Church Road
Powderham
Devon
EX6 8JJ
The patron of the living, the 11th Earl of Devon, joined the Ecclesiological Society in 1842 (when he was Lord Courtenay) and he was responsible for commissioning Joseph William Rowell (1828-1902), a young architect in Newton Abbot, (and surveyor to the Devon Estates) to undertake the mid nineteenth century remodelling of the church, notably the wagon roof of 1857-8 and the extension of the chancel in 1861 including the three-light east window of in Decorated style.
Powderham must originally have been ‘Polderham’, which meant ‘the village of the marsh’ (cf the Dutch Polder), and can still be found spelt ‘Pouldrum’ in a document of 350 years ago; at that time there were fields to the east of the church, but erosion from the sea has washed this land away, and the river Exe has been widened to its present extent.
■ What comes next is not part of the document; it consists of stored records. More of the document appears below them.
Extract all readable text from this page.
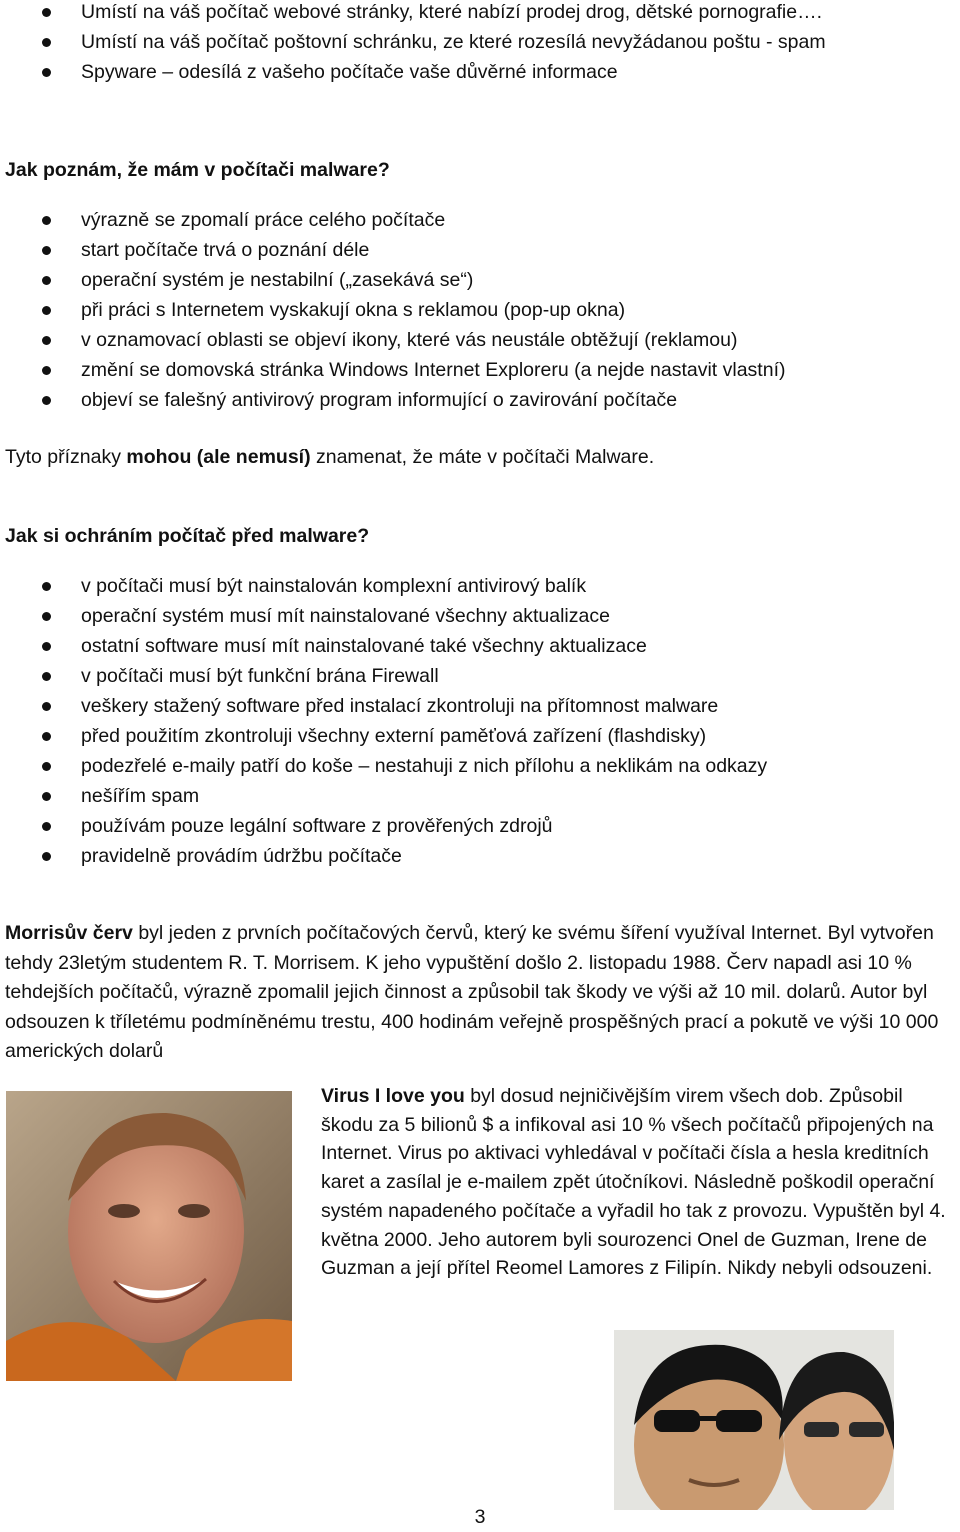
Umístí na váš počítač webové stránky, které nabízí prodej drog, dětské pornografie….
Umístí na váš počítač poštovní schránku, ze které rozesílá nevyžádanou poštu - spam
Spyware – odesílá z vašeho počítače vaše důvěrné informace
Jak poznám, že mám v počítači malware?
výrazně se zpomalí práce celého počítače
start počítače trvá o poznání déle
operační systém je nestabilní („zasekává se“)
při práci s Internetem vyskakují okna s reklamou (pop-up okna)
v oznamovací oblasti se objeví ikony, které vás neustále obtěžují (reklamou)
změní se domovská stránka Windows Internet Exploreru (a nejde nastavit vlastní)
objeví se falešný antivirový program informující o zavirování počítače
Tyto příznaky mohou (ale nemusí) znamenat, že máte v počítači Malware.
Jak si ochráním počítač před malware?
v počítači musí být nainstalován komplexní antivirový balík
operační systém musí mít nainstalované všechny aktualizace
ostatní software musí mít nainstalované také všechny aktualizace
v počítači musí být funkční brána Firewall
veškery stažený software před instalací zkontroluji na přítomnost malware
před použitím zkontroluji všechny externí paměťová zařízení (flashdisky)
podezřelé e-maily patří do koše – nestahuji z nich přílohu a neklikám na odkazy
nešířím spam
používám pouze legální software z prověřených zdrojů
pravidelně provádím údržbu počítače
Morrisův červ byl jeden z prvních počítačových červů, který ke svému šíření využíval Internet. Byl vytvořen tehdy 23letým studentem R. T. Morrisem. K jeho vypuštění došlo 2. listopadu 1988. Červ napadl asi 10 % tehdejších počítačů, výrazně zpomalil jejich činnost a způsobil tak škody ve výši až 10 mil. dolarů. Autor byl odsouzen k tříletému podmíněnému trestu, 400 hodinám veřejně prospěšných prací a pokutě ve výši 10 000 amerických dolarů
Virus I love you byl dosud nejničivějším virem všech dob. Způsobil škodu za 5 bilionů $ a infikoval asi 10 % všech počítačů připojených na Internet. Virus po aktivaci vyhledával v počítači čísla a hesla kreditních karet a zasílal je e-mailem zpět útočníkovi. Následně poškodil operační systém napadeného počítače a vyřadil ho tak z provozu. Vypuštěn byl 4. května 2000. Jeho autorem byli sourozenci Onel de Guzman, Irene de Guzman a její přítel Reomel Lamores z Filipín. Nikdy nebyli odsouzeni.
3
There may have been a little Saxon church on the site, but there is no record of it. The first rector was appointed in 1258, and a list of the rectors since that date may be found on the north wall. The church was consecrated by Bishop Walter Bronescombe on 24th November 1259. It is dedicated to St Clement, who was an early Bishop of Rome and the author of several Epistles to the Church of his own time. He was martyred in the reign of the Emperor Trajan (c53-117), and the tradition is that he was drowned in the sea with an anchor fastened to his neck. A fouled anchor is his emblem and appears in the church and also in the corner of the St George’s Cross, which is flown on the tower on special occasions.
The original walls of the church are still standing in the north aisle which is the oldest part of the building. It was restored and rebuilt in the fifteenth century by Sir William Courtenay and his wife Margaret, who erected the nave and south aisle; they were buried in the church, though no trace of their tomb survives.
The door opening into the church from the south porch is very old; the sanctuary ring on the outside of the door is still in its original position. Anyone fleeing from state law officers who could reach and grasp the handle of the ring could claim sanctuary and the right to be tried by ecclesiastical courts. The (repaired) holes in the doors were made by Cromwellian troops under General Fairfax when the church was held and fortified by them for a short space of time during the battles for Powderham in 1645. The position became untenable and they were forced to retreat across the river Exe. A local carpenter of the time made an excellent repair job.
A rood screen ran across the church about the line of the first columns: the door which gave access to the top of it can still be seen in the wall over the vestry door. The lower portion of the present screen, with the old painted panels, probably incorporates the old rood screen; but it had become very dilapidated, and was taken right across the church, and the upper part completed by the generosity of a parishioner in 1881.